For the Francis Bacon, lending the work to others is also a stipulation of the Contemporary Art Society agreement Section 2.6: which also relates to the security question below:
‘The museum will agree to consider all requests to loan the Artwork to any interested party. The caveat to this agreement is that the museum will have the right to refuse the loan if the requesting organisation does not indicate satisfactory and appropriate conditions for the loan.’
6: How much is the piece worth? Who made the current valuation of £19.5 million, and when? Has it been re-valued since in line with other Bacon works sold at international auction?
We received a valuation from the Head of Contemporary Paintings at Bonham’s on 15th February 2016. He valued it at £20 million, which was less than we expected having seen the recent auctions of Bacon’s work. However, Bacon’s earlier work, of which Figure Study II is an example, is not as valuable as his later work.
7: What are the insurance costs associated with this piece of art? What is it insured against, i.e. fire, flood, vandalism, etc.?
The insurance premium is £10,000 per year. We only pay this when the work is not on tour. The insurance policy is an industry standard fine art policy.
8: Are there any attendant security costs when it is on display in Kirklees, or anywhere else?
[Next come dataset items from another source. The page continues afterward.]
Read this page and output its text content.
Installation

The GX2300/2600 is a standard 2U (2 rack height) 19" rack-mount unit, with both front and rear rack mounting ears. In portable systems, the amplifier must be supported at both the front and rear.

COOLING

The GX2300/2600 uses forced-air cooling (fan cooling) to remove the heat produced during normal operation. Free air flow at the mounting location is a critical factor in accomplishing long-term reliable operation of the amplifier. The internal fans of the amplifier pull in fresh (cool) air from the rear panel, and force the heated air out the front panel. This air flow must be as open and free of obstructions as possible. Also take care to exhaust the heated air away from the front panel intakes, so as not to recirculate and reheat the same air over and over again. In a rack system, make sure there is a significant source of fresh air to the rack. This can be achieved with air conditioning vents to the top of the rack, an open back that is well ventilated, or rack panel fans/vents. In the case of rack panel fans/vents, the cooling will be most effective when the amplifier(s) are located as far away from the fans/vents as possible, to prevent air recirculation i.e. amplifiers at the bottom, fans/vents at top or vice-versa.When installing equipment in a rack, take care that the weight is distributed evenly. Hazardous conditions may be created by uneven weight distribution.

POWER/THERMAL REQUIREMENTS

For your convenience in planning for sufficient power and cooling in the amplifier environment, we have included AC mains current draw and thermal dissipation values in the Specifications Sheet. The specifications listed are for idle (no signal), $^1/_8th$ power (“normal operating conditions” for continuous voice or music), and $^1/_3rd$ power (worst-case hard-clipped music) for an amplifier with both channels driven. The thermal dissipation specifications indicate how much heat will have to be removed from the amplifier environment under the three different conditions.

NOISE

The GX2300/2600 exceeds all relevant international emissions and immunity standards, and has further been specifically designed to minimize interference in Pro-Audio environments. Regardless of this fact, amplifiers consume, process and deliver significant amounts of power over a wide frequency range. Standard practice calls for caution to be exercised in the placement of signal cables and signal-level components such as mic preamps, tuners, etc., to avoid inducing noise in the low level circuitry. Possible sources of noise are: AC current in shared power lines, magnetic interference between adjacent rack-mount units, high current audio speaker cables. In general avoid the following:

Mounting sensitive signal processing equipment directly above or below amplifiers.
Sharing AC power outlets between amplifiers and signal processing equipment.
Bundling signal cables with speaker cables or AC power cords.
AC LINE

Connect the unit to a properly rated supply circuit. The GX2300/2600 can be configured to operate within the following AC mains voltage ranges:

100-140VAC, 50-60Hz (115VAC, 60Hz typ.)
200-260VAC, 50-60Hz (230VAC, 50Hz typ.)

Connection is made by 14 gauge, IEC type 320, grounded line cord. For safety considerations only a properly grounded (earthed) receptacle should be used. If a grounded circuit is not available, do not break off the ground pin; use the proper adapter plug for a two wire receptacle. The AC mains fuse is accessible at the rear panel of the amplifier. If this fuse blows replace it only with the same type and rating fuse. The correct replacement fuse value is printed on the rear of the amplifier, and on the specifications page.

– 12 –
There are no additional costs. We do not wish to discuss security publicly for obvious reasons. Kirklees Museums and Galleries is an Arts Council England Accredited Museums service, which means that its standards of collections management and security meet nationally agreed standards appropriate to its collections.
9: How much Arts Council England (ACE) funding does Kirklees receive each year? How is this spent?
Kirklees Museums and Galleries is not a regularly funded Arts Council organisation. The museums service applies for grant funding for specific projects. These have to be for additional priority work which will help ACE to achieve its goals and the museums service to focus on its priorities – ACE does not fund shortfalls in local authority funding.
Over the last three years, Kirklees Museums has received £257,000 from the Arts Council’s Museums Resilience Fund. This funded improvements to interpretation at the Grade I Listed Elizabethan Oakwell Hall; created a new Shop; upgraded facilities in the Barn, which is used for room hire and weddings; and installed new gates to the Visitor Centre which were created by an artist working with the local community.
The Museums service is also part way through a two-year Arts Council funded Sustainable Collections project, which is enabling us to explore new ways to ensure that the collections are sustainable, accessible and cared for in the future. It involves working with volunteers, partners and other institutions to pilot innovative long-term solutions to the challenges faced in a climate of reduced core funding.